Peter Frampton will chronicle his life and career in a new memoir, Do You Feel Like I Do?, which will be published on Oct. 20.

"This is my journey," Frampton said in a statement (via Rolling Stone). "All I ever wanted to do was play guitar and it’s taken me many different places — physically and mentally. I’ve been to the moon and back without a rocket, but also to the depths of despair. You never stop paying your dues. Failure has been my greatest inspiration. I brush myself off and then I want to 'do it again.'"

The memoir, which Frampton co-wrote with Rolling Stone editor Alan Light, will reportedly document the singer-songwriter's friendship and collaborations with David Bowie, his substance-abuse battles, revolutionizing the "talk box" guitar effect, the "blessing and curse" of his landmark 1976 double LP Frampton Comes Alive! and the rare inflammatory muscle disease that recently urged him to announce a farewell tour.

An intriguing thread running throughout the narrative is the tale of Frampton's favorite guitar, which was assumed to be lost after a 1980 plane crash but "mysteriously showed up again — saved from the wreckage" in 2011. "Frampton will tell of that unlikely reunion here in full for the first time," a statement reads. "And it is emblematic of his life and career as a legendary artist."

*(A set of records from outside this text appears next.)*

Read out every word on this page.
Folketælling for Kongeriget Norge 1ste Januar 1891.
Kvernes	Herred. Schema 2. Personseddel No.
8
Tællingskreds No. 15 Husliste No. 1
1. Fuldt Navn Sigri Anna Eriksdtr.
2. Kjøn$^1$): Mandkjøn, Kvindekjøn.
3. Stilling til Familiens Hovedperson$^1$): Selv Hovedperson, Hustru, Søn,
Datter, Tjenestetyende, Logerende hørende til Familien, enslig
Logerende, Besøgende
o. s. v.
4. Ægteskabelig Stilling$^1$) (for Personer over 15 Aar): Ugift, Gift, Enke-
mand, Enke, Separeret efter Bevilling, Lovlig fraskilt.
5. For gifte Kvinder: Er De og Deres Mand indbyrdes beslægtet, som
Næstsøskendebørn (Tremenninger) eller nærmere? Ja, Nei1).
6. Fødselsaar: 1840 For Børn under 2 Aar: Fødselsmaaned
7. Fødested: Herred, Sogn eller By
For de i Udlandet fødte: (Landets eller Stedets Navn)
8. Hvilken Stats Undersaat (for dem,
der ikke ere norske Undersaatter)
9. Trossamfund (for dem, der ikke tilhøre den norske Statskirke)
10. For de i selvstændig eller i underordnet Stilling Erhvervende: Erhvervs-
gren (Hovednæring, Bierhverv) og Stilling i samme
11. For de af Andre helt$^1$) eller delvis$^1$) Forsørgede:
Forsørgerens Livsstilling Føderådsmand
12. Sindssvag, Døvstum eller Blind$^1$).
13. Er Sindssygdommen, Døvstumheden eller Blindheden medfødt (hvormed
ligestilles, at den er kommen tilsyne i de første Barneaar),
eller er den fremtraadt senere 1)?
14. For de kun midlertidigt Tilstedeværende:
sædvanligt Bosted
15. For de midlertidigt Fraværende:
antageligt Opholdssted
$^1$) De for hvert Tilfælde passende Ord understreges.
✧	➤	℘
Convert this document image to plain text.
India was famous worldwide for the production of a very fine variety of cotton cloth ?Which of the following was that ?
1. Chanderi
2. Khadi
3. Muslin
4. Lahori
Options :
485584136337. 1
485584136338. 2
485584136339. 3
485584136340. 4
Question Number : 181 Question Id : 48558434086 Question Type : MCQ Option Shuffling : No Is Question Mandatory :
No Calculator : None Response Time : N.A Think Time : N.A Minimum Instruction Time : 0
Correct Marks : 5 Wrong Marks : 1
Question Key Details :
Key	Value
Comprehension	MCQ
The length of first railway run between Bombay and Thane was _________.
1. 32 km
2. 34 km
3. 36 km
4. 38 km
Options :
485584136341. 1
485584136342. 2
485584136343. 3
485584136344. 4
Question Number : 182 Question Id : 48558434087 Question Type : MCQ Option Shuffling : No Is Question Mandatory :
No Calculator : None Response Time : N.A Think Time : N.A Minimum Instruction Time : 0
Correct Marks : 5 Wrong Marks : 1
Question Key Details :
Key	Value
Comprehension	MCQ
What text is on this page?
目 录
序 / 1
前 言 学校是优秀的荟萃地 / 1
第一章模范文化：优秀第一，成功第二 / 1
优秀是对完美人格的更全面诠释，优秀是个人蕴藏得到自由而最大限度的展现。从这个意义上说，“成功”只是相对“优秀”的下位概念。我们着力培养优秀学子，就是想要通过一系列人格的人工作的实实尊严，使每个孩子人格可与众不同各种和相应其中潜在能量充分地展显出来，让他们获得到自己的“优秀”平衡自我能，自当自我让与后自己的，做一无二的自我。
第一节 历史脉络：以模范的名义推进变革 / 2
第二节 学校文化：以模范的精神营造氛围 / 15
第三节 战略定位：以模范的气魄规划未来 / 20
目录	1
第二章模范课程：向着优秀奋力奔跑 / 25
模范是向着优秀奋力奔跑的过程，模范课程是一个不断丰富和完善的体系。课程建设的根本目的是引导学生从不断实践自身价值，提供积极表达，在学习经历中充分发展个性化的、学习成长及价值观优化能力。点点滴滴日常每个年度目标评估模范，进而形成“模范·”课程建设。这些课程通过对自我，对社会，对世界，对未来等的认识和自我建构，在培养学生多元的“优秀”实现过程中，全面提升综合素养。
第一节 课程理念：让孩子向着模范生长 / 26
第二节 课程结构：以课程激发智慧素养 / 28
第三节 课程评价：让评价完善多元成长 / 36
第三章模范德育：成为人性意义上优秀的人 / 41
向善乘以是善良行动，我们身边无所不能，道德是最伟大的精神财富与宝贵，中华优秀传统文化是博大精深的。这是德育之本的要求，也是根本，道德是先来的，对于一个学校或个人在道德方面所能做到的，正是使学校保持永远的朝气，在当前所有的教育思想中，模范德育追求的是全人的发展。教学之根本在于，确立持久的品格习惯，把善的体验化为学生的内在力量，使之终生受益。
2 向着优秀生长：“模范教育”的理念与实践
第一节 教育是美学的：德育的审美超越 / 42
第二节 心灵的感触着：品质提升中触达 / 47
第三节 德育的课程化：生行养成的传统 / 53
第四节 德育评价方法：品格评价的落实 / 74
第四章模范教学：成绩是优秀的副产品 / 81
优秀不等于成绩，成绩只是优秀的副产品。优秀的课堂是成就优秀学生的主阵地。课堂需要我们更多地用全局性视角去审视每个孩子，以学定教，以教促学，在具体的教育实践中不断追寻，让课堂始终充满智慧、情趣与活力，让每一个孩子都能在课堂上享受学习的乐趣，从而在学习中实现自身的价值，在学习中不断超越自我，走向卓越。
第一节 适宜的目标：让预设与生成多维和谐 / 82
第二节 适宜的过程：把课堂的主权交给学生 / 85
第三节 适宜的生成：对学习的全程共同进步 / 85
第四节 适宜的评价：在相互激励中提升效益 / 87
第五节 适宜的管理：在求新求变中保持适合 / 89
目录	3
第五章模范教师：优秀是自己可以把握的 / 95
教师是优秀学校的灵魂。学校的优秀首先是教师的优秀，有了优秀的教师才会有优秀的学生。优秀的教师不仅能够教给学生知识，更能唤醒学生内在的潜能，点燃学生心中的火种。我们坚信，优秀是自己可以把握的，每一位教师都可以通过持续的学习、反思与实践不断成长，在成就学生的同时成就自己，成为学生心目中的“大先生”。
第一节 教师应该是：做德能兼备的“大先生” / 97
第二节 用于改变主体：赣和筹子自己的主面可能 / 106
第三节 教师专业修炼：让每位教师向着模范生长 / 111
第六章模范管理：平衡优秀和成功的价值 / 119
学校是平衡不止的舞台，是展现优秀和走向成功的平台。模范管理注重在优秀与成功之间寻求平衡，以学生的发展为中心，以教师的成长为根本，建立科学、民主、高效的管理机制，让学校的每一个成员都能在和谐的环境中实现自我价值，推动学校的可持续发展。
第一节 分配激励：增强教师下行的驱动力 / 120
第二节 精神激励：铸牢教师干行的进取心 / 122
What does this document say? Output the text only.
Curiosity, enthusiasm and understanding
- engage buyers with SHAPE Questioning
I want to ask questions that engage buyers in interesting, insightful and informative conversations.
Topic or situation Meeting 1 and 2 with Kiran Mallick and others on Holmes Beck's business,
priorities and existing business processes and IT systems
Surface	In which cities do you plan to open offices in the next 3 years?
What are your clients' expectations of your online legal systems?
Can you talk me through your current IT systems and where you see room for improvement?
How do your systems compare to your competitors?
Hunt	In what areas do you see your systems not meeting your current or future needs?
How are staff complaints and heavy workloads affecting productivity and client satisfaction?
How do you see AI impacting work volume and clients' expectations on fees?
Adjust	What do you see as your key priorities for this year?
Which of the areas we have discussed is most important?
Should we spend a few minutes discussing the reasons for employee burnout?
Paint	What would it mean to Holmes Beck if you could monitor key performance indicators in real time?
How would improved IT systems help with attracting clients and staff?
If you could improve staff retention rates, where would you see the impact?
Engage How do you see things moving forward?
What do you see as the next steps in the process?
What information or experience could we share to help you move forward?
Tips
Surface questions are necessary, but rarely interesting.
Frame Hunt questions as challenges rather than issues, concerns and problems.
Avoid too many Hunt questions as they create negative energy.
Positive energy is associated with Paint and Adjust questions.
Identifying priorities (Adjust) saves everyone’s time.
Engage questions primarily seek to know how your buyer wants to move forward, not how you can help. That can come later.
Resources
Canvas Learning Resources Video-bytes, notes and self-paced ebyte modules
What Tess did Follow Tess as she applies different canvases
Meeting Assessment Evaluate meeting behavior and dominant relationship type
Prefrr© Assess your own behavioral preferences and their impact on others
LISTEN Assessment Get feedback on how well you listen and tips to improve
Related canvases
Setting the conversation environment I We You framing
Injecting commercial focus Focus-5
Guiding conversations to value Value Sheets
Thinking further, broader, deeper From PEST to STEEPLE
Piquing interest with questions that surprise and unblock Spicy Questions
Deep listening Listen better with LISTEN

In February 2019, Frampton announced a final tour and revealed his diagnosis of inclusion body myositis, which in recent years has weakened his legs and caused multiple falls. "The reason I'm calling it the 'farewell tour,'" he told CBS This Morning, "is because I know that I will be at the top of my game for this tour and I will make it through this and people won't be saying, 'Oh, you know, he can't play as good.' I can. But we just don't know for how long."

The trek continues May 24 in Edinburgh, U.K., and is currently scheduled to end on June 18 in Barcelona, Spain. In October 2019, Frampton wrapped what was then scheduled to be his final show by covering the Beatles' "While My Guitar Gently Weeps."